Embodying the shared interests of founders Eliza Higgins and Cyrus Patell, the Debris Block House is “interested in evolving a language of contemporary architecture in India by challenging the typical assumptions/expectations of local materials and techniques in our practice,” as Patell explains.
As such, theirs is a philosophical approach that blends contemporary design elements with sustainable practice. “Our interest was in an accessible, minimal energy impact and cost-effective solution that could be executed by semi-skilled labour on-site using manual moulds and locally sourced admixtures,” says Higgins.
In doing so the research behind the project constitutes a roadmap for responsible construction. In this case, all waste materials from the demolition of the existing house have been used to create the mud-concrete blocks of the new home.
Materiality is a defining aspect of the project with Bangalore, unfortunately, suffering from what Higgins explains as “un-regulated dumping of construction debris (from the demolition of old houses and under-performing commercial buildings) into the city’s lakes and waterways.” As such, CollectiveProject set themselves the task of rethinking waste as a base resource.
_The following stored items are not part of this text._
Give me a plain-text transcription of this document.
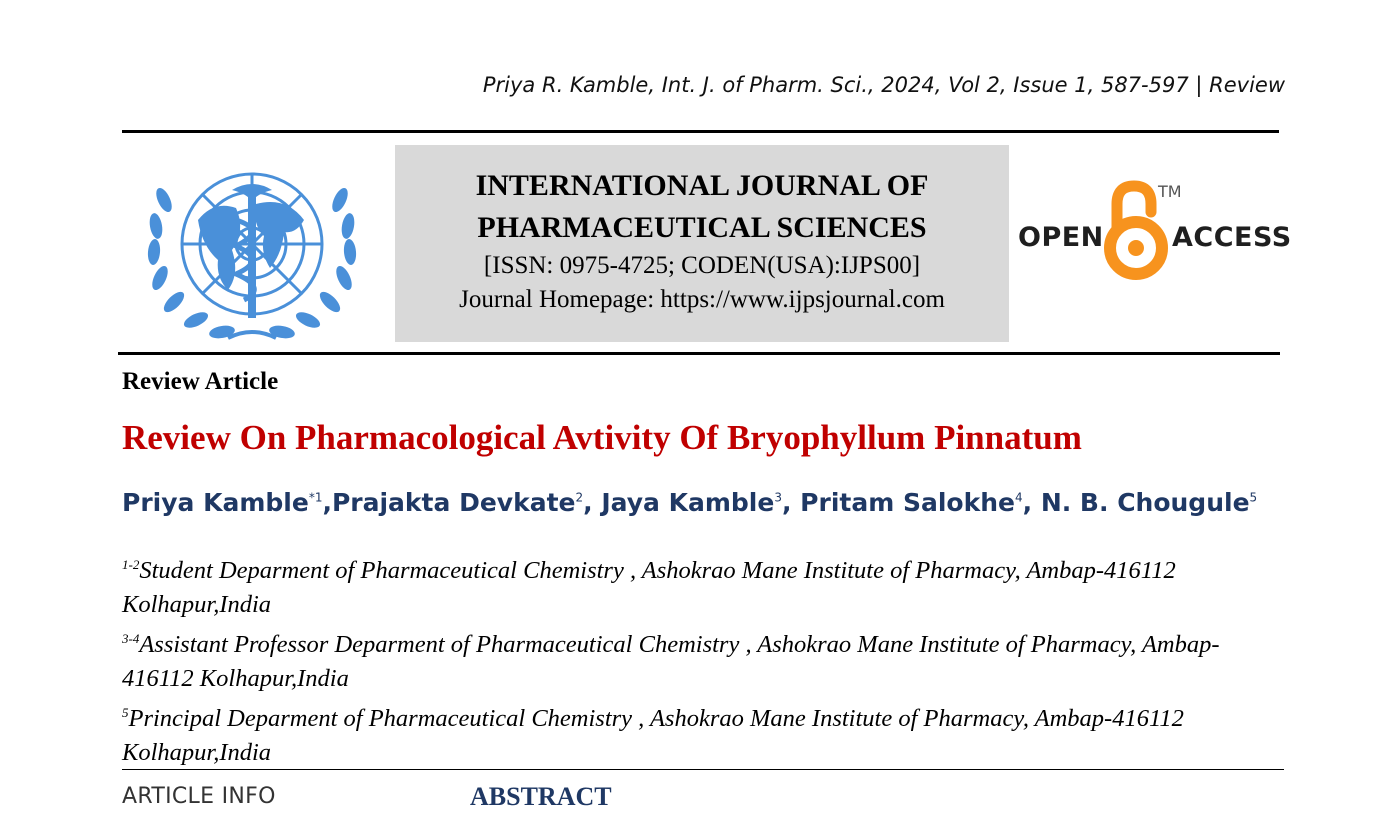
Priya R. Kamble, Int. J. of Pharm. Sci., 2024, Vol 2, Issue 1, 587-597 | Review
INTERNATIONAL JOURNAL OF
PHARMACEUTICAL SCIENCES
[ISSN: 0975-4725; CODEN(USA):IJPS00]
Journal Homepage: https://www.ijpsjournal.com
OPEN
TM
ACCESS
Review Article
Review On Pharmacological Avtivity Of Bryophyllum Pinnatum
Priya Kamble$^{*1}$,Prajakta Devkate$^2$, Jaya Kamble$^3$, Pritam Salokhe$^4$, N. B. Chougule$^5$
$^{1-2}$Student Deparment of Pharmaceutical Chemistry , Ashokrao Mane Institute of Pharmacy, Ambap-416112 Kolhapur,India
$^{3-4}$Assistant Professor Deparment of Pharmaceutical Chemistry , Ashokrao Mane Institute of Pharmacy, Ambap-416112 Kolhapur,India
$^5$Principal Deparment of Pharmaceutical Chemistry , Ashokrao Mane Institute of Pharmacy, Ambap-416112 Kolhapur,India
ARTICLE INFO	ABSTRACT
Calling on a retired Indian Institute of Science scientist, the studio was advised on possible mixtures using lime, soil, cement and demolition debris, which were documented and cast into blocks and tiles to study colour, finish and durability.
The final samples were then lab-tested to ensure their structural strength, which surpassed that of the typical concrete blocks commonly used in local construction. “The debris from the demolition was broken by hand, remixed and cast in custom moulds to create the final sundried blocks,” says Patell who has followed the tenets of modernism of articulated material honesty in fully exposing the blocks and their lighter breeze block iteration as Jali Screens on the upper floors.
That said, it is clear that design and space-making are very much at the heart of this idealistic project. With a large open staircase running through the side atrium, the designers have delivered a rare balance of bold geometry and fine lines.
Light plays an important role in this balance with each of the three floors facing the atrium glazed, as well as large skylights pushing light through the void. Glazing is extensive with large picture windows and sliding doors to much of the parameter.
Working around a large Mango tree and two smaller trees, the house shifts direction to jut into the canopy which provides a rare level of privacy. “The site posed a unique challenge in layout planning and construction staging. With limited road frontage, our goal was to have the home disappear completely with planting in contrast to the neighbours’ heavy plastered and painted façades,” says Higgins.
This is a strategy adopted throughout the project with large planters on every level, both indoors and on the many balconies, to blur the home with a layer of jungle foliage. By placing the large plants in clustered groupings, the large-leaved plants and ebullient climbing vines have a natural sensibility that speaks to the existing trees. As such, the plants read as a naturally evolving part of the home rather than a screen.
With an open plan, the ground floor sits within a small enclosing courtyard of plantings and the lower trunks of the trees. Lounge, dining, kitchen and a small guest bedroom occupy this cool airy space, where the exposed concrete floor luxuriates in deep shadows broken by the light spilling down through the atrium.
The mid-level hosts the bedrooms, TV room and library. The second floor, with a bridge connecting a small music room and a personal office, opens to a terrace with an exposed concrete pergola that provides a space for outdoor dining with additional shade from the mango tree branching above.
Beautiful, sustainable and providing a tenable solution for the future, Debris Block House, while exemplar in its own right, is effectively a showcase for what innovation can bring to both the industry and community of Bangalore, as Patell remarks: “We continue to explore ways to optimise cost, time and material, not only as a responsible solution to the city’s growing problem but as a way to capture the history of a site while transforming it into something new.”
Architecture and interiors – CollectiveProject
Photography – Ben Hosking
Founded in 2013 by Eliza Higgins and Cyrus Patell, who met while taking their Masters at Yale, the studio is based in Bangalore, India. The studio works across multiple scales; from objects and interiors to residential and institutional buildings. Current work includes private residences, residential interiors, hospitality and institutional projects across South India. “As a studio, our work is process driven — combining spatial narratives, landscape, and materials to create projects that are responsive and carefully considered. Our approach is open and fluid — drawing inspiration from site, culture, environment and technology.”